Natural gas is projected to see an even larger change if a CO2 cap is imposed. As with
coal use, the increase in gas generation and fuel consumption that occurs in the Carper 4-P cases is sensitive to the cost and availability of CO2 offsets. In the Carper 4-P cases,
the increase in natural gas generation in 2020 ranges from 18 percent to 24 percent, much
larger than in any of the Clear Skies or Carper 2-P and 3-P cases (Figure 11).
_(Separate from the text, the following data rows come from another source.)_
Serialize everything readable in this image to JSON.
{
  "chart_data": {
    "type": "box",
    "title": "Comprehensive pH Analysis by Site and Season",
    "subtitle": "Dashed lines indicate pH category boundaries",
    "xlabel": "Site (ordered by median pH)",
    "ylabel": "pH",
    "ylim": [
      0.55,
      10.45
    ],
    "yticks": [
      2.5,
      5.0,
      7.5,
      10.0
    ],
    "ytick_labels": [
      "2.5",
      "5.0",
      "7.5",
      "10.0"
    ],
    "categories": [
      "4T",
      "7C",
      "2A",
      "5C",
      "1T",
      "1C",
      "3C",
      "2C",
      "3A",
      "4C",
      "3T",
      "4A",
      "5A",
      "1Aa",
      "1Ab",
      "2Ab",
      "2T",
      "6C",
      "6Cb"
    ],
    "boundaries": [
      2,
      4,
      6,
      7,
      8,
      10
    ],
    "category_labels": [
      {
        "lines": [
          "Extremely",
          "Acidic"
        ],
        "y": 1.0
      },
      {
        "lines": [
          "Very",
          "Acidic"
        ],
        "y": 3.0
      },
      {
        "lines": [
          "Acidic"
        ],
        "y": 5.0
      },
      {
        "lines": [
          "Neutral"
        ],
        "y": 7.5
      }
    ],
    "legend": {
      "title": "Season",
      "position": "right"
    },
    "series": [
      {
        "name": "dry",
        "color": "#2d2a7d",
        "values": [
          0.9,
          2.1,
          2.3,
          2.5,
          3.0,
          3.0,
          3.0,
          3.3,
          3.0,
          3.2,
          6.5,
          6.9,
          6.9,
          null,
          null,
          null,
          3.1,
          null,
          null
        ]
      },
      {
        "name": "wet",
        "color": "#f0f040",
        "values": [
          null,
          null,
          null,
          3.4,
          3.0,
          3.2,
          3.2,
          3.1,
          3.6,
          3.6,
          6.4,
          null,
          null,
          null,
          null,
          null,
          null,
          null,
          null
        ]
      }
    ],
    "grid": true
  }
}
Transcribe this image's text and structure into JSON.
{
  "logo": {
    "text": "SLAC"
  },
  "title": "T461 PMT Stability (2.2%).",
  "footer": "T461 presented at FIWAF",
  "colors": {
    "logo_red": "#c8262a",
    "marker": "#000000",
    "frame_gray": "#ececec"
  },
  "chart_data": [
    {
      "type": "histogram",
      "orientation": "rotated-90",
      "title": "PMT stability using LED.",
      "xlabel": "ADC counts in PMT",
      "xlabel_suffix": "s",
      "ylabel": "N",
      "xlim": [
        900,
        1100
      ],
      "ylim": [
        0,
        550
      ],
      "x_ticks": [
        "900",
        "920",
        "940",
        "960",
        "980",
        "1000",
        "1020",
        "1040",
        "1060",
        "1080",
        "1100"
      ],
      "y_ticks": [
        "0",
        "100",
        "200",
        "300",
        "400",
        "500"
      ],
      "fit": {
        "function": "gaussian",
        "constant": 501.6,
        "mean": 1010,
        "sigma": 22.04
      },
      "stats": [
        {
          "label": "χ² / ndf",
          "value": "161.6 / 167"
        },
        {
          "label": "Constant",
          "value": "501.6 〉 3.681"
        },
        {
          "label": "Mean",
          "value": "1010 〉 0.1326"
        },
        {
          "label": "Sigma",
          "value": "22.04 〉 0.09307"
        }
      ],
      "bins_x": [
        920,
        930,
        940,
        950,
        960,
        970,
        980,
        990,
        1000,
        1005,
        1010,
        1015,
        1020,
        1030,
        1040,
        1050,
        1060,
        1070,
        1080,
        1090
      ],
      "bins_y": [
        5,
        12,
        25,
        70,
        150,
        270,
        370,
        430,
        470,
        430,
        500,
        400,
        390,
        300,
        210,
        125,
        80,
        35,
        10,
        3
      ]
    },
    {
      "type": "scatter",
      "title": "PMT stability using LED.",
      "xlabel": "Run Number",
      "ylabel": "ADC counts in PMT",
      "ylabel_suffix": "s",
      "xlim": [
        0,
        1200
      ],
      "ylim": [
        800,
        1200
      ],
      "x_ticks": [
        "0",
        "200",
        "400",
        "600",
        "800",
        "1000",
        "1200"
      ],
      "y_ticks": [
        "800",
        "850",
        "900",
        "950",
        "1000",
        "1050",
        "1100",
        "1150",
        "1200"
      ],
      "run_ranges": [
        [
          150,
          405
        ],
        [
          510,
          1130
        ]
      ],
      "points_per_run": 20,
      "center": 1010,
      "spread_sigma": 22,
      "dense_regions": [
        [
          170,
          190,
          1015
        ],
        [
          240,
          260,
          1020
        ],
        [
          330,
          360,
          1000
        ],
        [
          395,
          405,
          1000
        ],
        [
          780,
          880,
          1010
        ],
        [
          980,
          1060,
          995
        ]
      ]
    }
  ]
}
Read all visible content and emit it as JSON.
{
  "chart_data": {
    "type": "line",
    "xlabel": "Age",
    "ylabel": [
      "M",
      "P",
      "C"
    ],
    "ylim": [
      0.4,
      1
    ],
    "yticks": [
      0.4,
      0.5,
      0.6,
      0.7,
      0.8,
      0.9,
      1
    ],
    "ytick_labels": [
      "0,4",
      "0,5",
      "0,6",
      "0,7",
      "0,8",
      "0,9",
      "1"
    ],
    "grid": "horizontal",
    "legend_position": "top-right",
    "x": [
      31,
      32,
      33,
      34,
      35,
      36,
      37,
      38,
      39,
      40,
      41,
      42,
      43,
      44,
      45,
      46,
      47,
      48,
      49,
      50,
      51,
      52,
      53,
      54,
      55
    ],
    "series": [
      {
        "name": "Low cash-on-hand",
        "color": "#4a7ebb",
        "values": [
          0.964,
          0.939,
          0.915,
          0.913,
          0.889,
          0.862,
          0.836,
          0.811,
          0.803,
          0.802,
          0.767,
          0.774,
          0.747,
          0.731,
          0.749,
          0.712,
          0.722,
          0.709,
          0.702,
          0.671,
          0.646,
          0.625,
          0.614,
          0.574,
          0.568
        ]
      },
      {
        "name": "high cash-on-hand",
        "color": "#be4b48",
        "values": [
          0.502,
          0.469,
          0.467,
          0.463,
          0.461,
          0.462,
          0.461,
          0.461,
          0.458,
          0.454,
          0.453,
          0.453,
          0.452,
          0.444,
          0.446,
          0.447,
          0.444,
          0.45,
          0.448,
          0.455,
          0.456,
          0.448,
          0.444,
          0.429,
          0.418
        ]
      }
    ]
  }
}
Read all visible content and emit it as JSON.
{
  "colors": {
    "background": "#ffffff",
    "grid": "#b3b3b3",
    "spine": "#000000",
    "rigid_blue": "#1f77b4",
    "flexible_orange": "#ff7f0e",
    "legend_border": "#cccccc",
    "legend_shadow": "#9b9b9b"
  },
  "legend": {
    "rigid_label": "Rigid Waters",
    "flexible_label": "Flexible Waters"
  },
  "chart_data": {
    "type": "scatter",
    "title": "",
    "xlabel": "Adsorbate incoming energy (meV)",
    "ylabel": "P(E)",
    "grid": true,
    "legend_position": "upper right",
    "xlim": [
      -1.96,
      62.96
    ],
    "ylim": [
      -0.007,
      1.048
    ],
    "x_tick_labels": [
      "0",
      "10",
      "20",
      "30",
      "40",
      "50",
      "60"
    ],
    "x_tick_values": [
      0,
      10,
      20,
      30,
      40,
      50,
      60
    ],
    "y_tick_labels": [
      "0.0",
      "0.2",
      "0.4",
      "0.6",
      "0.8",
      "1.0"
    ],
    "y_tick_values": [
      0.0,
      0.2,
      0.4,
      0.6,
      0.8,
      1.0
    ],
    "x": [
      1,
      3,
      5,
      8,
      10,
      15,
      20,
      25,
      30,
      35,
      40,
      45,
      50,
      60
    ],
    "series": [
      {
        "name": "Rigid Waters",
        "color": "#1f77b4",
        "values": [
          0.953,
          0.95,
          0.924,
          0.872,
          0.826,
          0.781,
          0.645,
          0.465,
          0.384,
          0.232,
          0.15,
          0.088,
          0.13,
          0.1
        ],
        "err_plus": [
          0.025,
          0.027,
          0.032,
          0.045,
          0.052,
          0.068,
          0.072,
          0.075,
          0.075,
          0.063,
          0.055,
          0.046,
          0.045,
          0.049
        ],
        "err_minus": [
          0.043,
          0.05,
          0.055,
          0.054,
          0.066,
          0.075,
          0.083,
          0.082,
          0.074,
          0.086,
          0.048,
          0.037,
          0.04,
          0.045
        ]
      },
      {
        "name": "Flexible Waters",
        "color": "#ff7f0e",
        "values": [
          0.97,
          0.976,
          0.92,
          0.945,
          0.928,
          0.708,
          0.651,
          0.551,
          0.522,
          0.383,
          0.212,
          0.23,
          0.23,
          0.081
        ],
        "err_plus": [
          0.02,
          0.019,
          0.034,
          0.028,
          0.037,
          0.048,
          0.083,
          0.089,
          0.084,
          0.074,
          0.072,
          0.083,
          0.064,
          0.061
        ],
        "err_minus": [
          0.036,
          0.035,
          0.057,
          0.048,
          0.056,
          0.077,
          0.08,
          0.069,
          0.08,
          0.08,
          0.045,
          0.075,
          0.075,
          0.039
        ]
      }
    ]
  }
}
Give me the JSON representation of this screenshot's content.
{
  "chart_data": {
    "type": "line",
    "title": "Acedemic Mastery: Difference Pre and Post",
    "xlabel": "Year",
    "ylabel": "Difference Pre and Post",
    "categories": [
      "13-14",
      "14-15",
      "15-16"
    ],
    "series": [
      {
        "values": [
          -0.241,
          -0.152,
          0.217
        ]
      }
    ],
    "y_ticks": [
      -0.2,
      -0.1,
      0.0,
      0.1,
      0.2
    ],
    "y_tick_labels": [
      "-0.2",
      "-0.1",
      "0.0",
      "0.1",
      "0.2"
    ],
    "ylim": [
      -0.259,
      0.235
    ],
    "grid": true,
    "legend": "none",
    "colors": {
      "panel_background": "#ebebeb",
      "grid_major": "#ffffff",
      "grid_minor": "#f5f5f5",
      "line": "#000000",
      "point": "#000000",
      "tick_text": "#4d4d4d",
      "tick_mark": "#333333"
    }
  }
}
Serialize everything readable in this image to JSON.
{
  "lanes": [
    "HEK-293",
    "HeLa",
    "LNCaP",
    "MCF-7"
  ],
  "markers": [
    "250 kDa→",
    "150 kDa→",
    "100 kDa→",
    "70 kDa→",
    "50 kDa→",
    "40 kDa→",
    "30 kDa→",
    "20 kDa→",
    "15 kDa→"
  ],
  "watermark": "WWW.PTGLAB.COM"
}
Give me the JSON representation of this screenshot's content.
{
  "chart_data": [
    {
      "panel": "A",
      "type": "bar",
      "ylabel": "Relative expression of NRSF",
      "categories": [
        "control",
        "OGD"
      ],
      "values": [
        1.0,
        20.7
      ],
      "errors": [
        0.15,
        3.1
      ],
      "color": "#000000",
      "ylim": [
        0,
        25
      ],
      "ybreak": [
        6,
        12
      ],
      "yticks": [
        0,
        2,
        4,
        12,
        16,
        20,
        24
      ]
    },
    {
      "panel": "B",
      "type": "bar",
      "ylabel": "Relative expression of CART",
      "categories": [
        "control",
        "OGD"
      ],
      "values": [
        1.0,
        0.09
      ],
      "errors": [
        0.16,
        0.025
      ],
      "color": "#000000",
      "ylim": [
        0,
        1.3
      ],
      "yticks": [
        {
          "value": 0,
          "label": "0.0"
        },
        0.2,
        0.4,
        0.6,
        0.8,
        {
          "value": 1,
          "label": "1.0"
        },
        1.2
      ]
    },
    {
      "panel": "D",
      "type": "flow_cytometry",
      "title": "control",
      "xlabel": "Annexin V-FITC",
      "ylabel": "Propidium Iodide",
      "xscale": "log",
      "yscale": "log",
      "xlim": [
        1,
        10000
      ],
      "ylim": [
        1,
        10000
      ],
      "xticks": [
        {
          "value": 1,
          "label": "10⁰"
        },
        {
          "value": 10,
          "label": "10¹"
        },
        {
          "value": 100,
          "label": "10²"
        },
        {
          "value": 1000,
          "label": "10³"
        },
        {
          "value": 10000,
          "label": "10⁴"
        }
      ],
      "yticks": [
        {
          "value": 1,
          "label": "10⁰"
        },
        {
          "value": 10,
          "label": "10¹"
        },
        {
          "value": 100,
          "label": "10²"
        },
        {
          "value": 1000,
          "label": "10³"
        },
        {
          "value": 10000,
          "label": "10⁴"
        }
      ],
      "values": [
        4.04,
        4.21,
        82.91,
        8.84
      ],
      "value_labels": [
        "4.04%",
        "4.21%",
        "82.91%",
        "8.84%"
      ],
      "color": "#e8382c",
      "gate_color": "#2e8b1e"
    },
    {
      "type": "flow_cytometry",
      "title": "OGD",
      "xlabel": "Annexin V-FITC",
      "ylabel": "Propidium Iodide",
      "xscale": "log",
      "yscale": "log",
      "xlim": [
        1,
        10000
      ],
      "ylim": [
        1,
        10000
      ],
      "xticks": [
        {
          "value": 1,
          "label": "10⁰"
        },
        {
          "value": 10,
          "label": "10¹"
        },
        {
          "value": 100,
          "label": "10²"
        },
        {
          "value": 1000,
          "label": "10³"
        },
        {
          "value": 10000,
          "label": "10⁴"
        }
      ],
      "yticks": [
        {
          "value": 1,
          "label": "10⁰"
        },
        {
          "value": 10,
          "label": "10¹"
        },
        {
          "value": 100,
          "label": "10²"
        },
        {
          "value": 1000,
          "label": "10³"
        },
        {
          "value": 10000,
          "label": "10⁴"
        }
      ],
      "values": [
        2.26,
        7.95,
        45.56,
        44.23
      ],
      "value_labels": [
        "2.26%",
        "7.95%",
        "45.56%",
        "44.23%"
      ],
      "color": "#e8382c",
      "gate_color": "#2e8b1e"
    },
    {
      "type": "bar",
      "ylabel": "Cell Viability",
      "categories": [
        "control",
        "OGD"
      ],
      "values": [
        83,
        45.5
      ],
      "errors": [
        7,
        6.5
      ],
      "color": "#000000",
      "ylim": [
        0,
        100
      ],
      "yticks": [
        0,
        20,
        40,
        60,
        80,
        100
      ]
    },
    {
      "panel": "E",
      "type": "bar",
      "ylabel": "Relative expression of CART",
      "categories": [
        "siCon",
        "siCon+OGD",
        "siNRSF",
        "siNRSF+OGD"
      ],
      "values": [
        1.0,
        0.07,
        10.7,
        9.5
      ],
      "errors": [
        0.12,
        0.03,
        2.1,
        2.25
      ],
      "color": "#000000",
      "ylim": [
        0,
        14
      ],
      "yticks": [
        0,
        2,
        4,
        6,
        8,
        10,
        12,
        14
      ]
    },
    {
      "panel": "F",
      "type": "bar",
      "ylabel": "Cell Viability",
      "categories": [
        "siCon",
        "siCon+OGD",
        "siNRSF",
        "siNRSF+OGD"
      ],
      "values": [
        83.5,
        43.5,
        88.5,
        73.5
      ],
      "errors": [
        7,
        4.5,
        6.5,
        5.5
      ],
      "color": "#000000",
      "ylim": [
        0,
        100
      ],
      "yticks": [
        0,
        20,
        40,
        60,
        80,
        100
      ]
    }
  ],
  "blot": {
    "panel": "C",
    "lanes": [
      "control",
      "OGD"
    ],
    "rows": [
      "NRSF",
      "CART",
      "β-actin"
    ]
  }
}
Increased natural gas generation is projected to lead to higher natural gas prices,
particularly in the later years in the 4-P cases. In the Clear Skies 2-P and 3-P cases,
natural gas wellhead prices are projected to show very little change from Reference case
levels through 2020. However, in 2025 they are projected to be between 3.4 percent and
4.7 percent higher. In the Carper 4-P cases, the change from the Reference case in 2020
ranges from 1.2 percent to 4.4 percent. By 2025 the change from the Reference case
ranges from 4.9 percent to 9.2 percent in the Carper 4-P cases (Figure 12). The
difference in the variability in natural gas prices in Figure 12 is due to the timing of the
expansion and opening of LNG facilities and the development of the Alaskan Natural
Gas Transportation System. As discussed in the next section, in the Carper 4-P Mid and
No Offset cases, the increase in natural gas generation relative to the Carper 4-P High
Offset case is relatively small because renewable fuels become attractive in these cases.
Renewable Fuels
Besides coal and natural gas, the use of other fuels for electricity is not expected to be
significantly impacted in any of the 2-P or 3-P cases. However, in the Carper 4-P cases,
particularly the case without carbon offsets, renewable fuel use is expected to be much
higher than in other cases (Figure 13). New renewable fuel plants become attractive in
the Carper 4-P cases because they are carbon free and they are given CO2 allowances that
can be sold to others who need them. In 2020, renewable generation in the Carper 4-P
Mid Offset case is projected to be 19 percent above the Reference case level. In the
Carper 4-P No Offset case, the difference is even larger in 2020, with renewable
generation 89 percent above the Reference case level. The renewable fuels expected to
play the largest role in the higher generation are biomass and wind.